More nuclear tests are set to be carried out for contamination on beaches in the Far North.
Additional sampling has been recommended of beaches near the Dounreay nuclear power site to help in the detection of radioactive particles.
Sand-sized fragments of irradiated nuclear fuel were flushed into the sea from the site in the 1960s and 1970s.
Hundreds of the fragments have been found and removed from beaches over the years.
Fragments of irradiated nuclear fuel were first detected on the Dounreay site coastal strip in 1983 and on the beach at Sandside in 1984.
Dounreay in Caithness was the centre of the UK fast breeder reactor research programme from 1954 until 1994.

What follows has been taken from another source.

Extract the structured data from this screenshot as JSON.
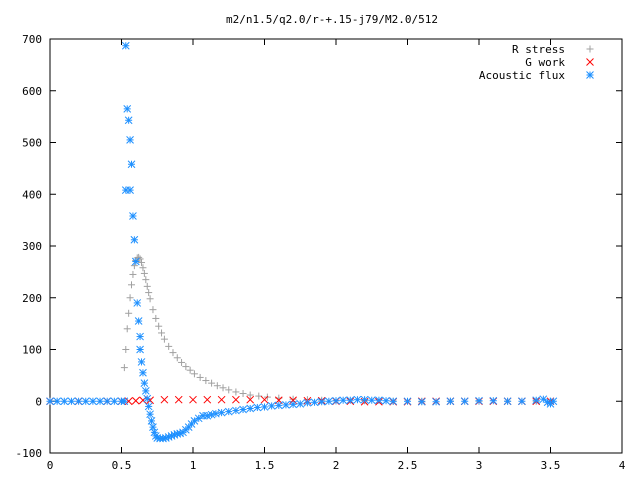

Some 180 facilities, including three reactors, chemical reprocessing plants and various waste facilities, were built on approximately 136 acres. It is being decommissioned at a cost of £1.6bn.
The continuation and addition of more beach sampling work has been recommended in a new report.
The report by Scottish Environment Protection Agency (Sepa) said monitoring for particles on the foreshore and also at Sandside Beach, which has been done for many years, should continue for the foreseeable future.
But Sepa said equipment used to detect the fragments should be upgraded to improve detection rates, and also to better find more deeply buried particles.
Work to recover particles from the seabed was done between the 1990s and 2012
The agency has further recommended the taking of more samples than taken previously and that monitoring be done in May and again six months later at Strathy Point and Murkle Beach.
In the report, Sepa said work done since the 1990s to 2012 to recover particles from the seabed appeared to have successfully reduced “depleted” the number of particles that came to rest there.
Sepa said the monitoring of the beaches would help to confirm if that was the case.